Classified Information Procedures Act
- Nature of the “Privilege.” CIPA establishes procedures for the protection of
classified national security information at all stages of a proceeding, to include discovery. CIPA does not, however, create an evidentiary privilege; indeed, the
legislative history of CIPA indicates that it was not intended to alter existing standards for determining relevance and admissibility. See United States v. Smith, 780 F.2d 1102 (4th Cir. 1985) (favorably quoting a lower court for the
proposition that CIPA is merely a procedural tool requiring a pretrial court ruling on the admissibility of classified evidence).
- Much broader than the state secrets privilege.
- Recognizes the power of the executive branch to determine that public
disclosure of classified evidence will not be made in a criminal trial.
- Outlines procedures to protect against threat of disclosure or unnecessary
- Requires the defendant to give notice of intent to reveal classified
information as part of the defense.
- Gives several options to government:
- Seek a ruling that some or all of the information is immaterial.
- Move for substitution of non-sensitive summary information.
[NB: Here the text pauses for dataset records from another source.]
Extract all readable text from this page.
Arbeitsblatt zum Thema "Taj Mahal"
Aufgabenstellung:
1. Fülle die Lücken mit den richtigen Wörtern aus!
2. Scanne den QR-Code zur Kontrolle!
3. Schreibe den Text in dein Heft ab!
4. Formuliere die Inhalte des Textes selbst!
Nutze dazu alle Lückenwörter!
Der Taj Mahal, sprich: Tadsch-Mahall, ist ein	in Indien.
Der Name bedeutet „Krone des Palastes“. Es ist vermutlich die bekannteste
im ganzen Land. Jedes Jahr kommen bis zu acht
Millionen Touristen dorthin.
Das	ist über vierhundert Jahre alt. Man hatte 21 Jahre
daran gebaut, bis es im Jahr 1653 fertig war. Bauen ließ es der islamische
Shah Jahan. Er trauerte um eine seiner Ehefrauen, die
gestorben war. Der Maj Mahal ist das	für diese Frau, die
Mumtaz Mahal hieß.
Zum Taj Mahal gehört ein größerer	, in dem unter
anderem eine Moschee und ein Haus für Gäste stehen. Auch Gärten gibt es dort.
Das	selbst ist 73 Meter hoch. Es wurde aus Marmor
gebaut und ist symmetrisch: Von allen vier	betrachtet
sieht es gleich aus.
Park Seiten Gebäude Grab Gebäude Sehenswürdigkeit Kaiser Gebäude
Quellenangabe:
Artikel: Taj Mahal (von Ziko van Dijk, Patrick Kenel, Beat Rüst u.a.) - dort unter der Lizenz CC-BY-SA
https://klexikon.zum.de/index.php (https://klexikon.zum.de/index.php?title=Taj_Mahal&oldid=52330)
- Move for redaction of sensitive information.
- Admit facts sought to be proven.
- If government is unwilling or unable to disclose, court may dismiss
charges or provide appropriate relief.
Claiming the Privilege. CIPA contains a number of specific sections for
determining whether classified evidence or substitutes are relevant and
admissible at trial. If a court concludes under CIPA that classified evidence is
relevant at trial, the government may still be able to claim a privilege and
withhold the evidence. For example, in United States v. Smith, the defendant was
charged with several counts of espionage that occurred when he worked for the
Army Intelligence Security Command (INSCOM). In his defense, he argued that
he had turned material over to the Russians under the direction of two men whom
he believed to be CIA agents as part of a double-agent operation. At trial, he
wanted to introduce classified evidence to support his claim. The district court
found the evidence admissible, but the 4th Circuit reversed, holding that the
district court should have applied a qualified privilege similar to the common law
informer’s privilege recognized in Roviaro v. United States, 353 U.S. 53. Smith,
780 F.2d at 1106-07. The key is that CIPA now permits the government to
claim its privilege prior to trial. See Smith, 780 F.2d at 1109.